The top 10 nearest neighbors for Veep span politicians, news publishers, actors, a music brand, a healthcare company, and two other TV shows — no single subcategory dominates, which is the defining structural fact of this broad-shape audience.
Similarity here measures how closely two entities' audience compositions resemble each other. Deb Haaland leads at 0.93, followed by The Atlantic Photo at 0.91 — a politician and a photojournalism outlet as the two strongest pulls, neither of which shares Veep's TV Shows subcategory. Vinyl Me, Please (0.89) and Busy Philipps (0.88) extend the range further, into music retail and acting respectively. Moderna at 0.88 adds a healthcare brand to the mix. The two fellow TV Shows in the top 10 — The Leftovers (0.88) and Project Runway (0.87) — rank sixth and tenth, meaning same-kind neighbors are present but not dominant.

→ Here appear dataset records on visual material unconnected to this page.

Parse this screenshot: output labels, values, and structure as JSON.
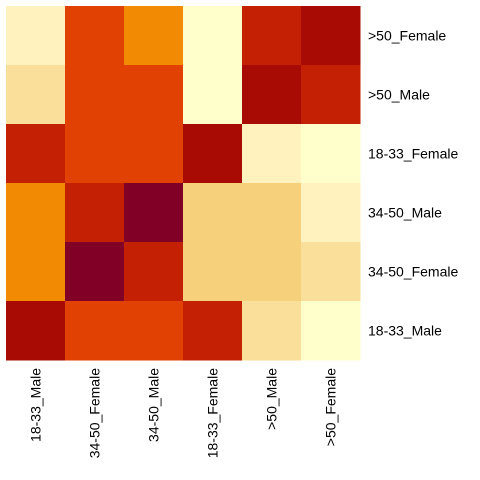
{
  "chart_data": {
    "type": "heatmap",
    "title": "",
    "xlabel": "",
    "ylabel": "",
    "x_categories": [
      "18-33_Male",
      "34-50_Female",
      "34-50_Male",
      "18-33_Female",
      ">50_Male",
      ">50_Female"
    ],
    "y_categories": [
      ">50_Female",
      ">50_Male",
      "18-33_Female",
      "34-50_Male",
      "34-50_Female",
      "18-33_Male"
    ],
    "colormap": "YlOrRd (light = low, dark red = high)",
    "color_scale": [
      "#ffffcc",
      "#fff2bf",
      "#fadf9a",
      "#f7d07b",
      "#f28a04",
      "#ee6a04",
      "#e24104",
      "#c42003",
      "#a80b04",
      "#800026"
    ],
    "value_range": [
      0,
      9
    ],
    "values": [
      [
        1,
        6,
        4,
        0,
        7,
        8
      ],
      [
        2,
        6,
        6,
        0,
        8,
        7
      ],
      [
        7,
        6,
        6,
        8,
        1,
        0
      ],
      [
        4,
        7,
        9,
        3,
        3,
        1
      ],
      [
        4,
        9,
        7,
        3,
        3,
        2
      ],
      [
        8,
        6,
        6,
        7,
        2,
        0
      ]
    ]
  }
}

Tallying the top 10 by subcategory: two Politicians (Deb Haaland, Mazie Hirono), two TV Shows (The Leftovers, Project Runway), two News Publishers (The Atlantic Photo, NYT Watching — subcategory: Websites), one Actor (Busy Philipps), one Music brand (Vinyl Me, Please), one Healthcare brand (Moderna), and one Magazine (Men's Journal). The spread across eight distinct subcategories confirms a genuinely diffuse audience shape — one that overlaps comparably well with civic, journalistic, entertainment, and consumer brand audiences alike.
This breadth suggests Veep's audience is not defined by loyalty to a single content type or cultural niche, but by a cross-cutting profile that shows up across a wide range of otherwise unrelated entities.